Academic journal article Woolf Studies Annual

80 Handwritten: June 23, 1932

Academic journal article Woolf Studies Annual

80 Handwritten: June 23, 1932

Article excerpt



Nr. Lewes,



Dear Mrs. Woolf,

I have just read 'The Waves.' Please forgive my presumption, as a stranger, in writing to tell you my appreciation of your strange & lovely book. I have read it twice, but this is only a beginning, because in it are a thousand lovely things that will exist for all time to be read and re-read, for inspiration, for music, always new, always unique.

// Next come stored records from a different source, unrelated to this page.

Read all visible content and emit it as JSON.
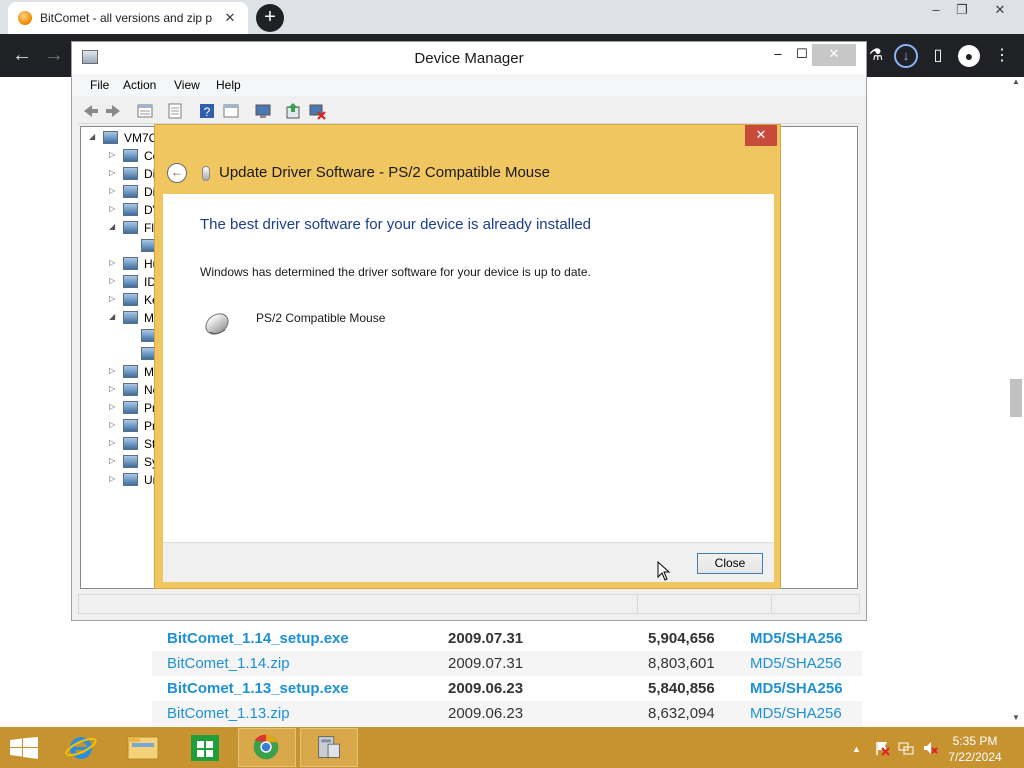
{
  "browser": {
    "tab_title": "BitComet - all versions and zip p",
    "tab_close": "✕",
    "new_tab": "+",
    "back": "←",
    "forward": "→",
    "window_minimize": "–",
    "window_restore": "❐",
    "window_close": "✕",
    "download_icon": "↓",
    "sidebar_icon": "▯",
    "profile_icon": "●",
    "menu_icon": "⋮",
    "extension_icon": "⚗"
  },
  "downloads": [
    {
      "file": "BitComet_1.14_setup.exe",
      "date": "2009.07.31",
      "size": "5,904,656",
      "hash": "MD5/SHA256",
      "bold": true
    },
    {
      "file": "BitComet_1.14.zip",
      "date": "2009.07.31",
      "size": "8,803,601",
      "hash": "MD5/SHA256",
      "bold": false
    },
    {
      "file": "BitComet_1.13_setup.exe",
      "date": "2009.06.23",
      "size": "5,840,856",
      "hash": "MD5/SHA256",
      "bold": true
    },
    {
      "file": "BitComet_1.13.zip",
      "date": "2009.06.23",
      "size": "8,632,094",
      "hash": "MD5/SHA256",
      "bold": false
    }
  ],
  "device_manager": {
    "title": "Device Manager",
    "minimize": "–",
    "maximize": "☐",
    "close": "✕",
    "menus": [
      "File",
      "Action",
      "View",
      "Help"
    ],
    "tree": [
      {
        "label": "VM7C",
        "exp": "◢"
      },
      {
        "label": "Co",
        "exp": "▷"
      },
      {
        "label": "Di",
        "exp": "▷"
      },
      {
        "label": "Di",
        "exp": "▷"
      },
      {
        "label": "DV",
        "exp": "▷"
      },
      {
        "label": "Fl",
        "exp": "◢"
      },
      {
        "label": "",
        "exp": ""
      },
      {
        "label": "Hu",
        "exp": "▷"
      },
      {
        "label": "ID",
        "exp": "▷"
      },
      {
        "label": "Ke",
        "exp": "▷"
      },
      {
        "label": "M",
        "exp": "◢"
      },
      {
        "label": "",
        "exp": ""
      },
      {
        "label": "",
        "exp": ""
      },
      {
        "label": "M",
        "exp": "▷"
      },
      {
        "label": "Ne",
        "exp": "▷"
      },
      {
        "label": "Pr",
        "exp": "▷"
      },
      {
        "label": "Pr",
        "exp": "▷"
      },
      {
        "label": "St",
        "exp": "▷"
      },
      {
        "label": "Sy",
        "exp": "▷"
      },
      {
        "label": "Ur",
        "exp": "▷"
      }
    ]
  },
  "dialog": {
    "title": "Update Driver Software - PS/2 Compatible Mouse",
    "close_glyph": "✕",
    "back_glyph": "←",
    "heading": "The best driver software for your device is already installed",
    "message": "Windows has determined the driver software for your device is up to date.",
    "device_name": "PS/2 Compatible Mouse",
    "close_button": "Close"
  },
  "taskbar": {
    "time": "5:35 PM",
    "date": "7/22/2024",
    "tray_up": "▲"
  },
  "colors": {
    "dialog_frame": "#f0c660",
    "taskbar": "#c69330",
    "link": "#1e90d6",
    "heading_blue": "#1c3d8f"
  }
}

I imagine that the book must have been written gloriously & exhaustingly in an hour's mood, or through many separate recurrences of just that mood. The book's atmosphere is so constantly & consistently rarified & inspired, tense with the concentration of perception and understanding, that it seems impossible to associate with it all the labour of 'composition,' the pen-chewing, altering and despairing, exhilaration & sense of futility & frustration, & final measured accomplishment. Each sentence in it seems to have been netted intact & perfect from the elves from a flying chariot of inspiration--a mood that lives like a flame for a little while, & then dies. As if the Muse were with you, & returned again, & again. One feels that of ninety-nine per cent of the books one reads no Muse ever visited the author at all. Muses are, after all, hopelessly archaic, like Santa Claus. Nowadays one just writes.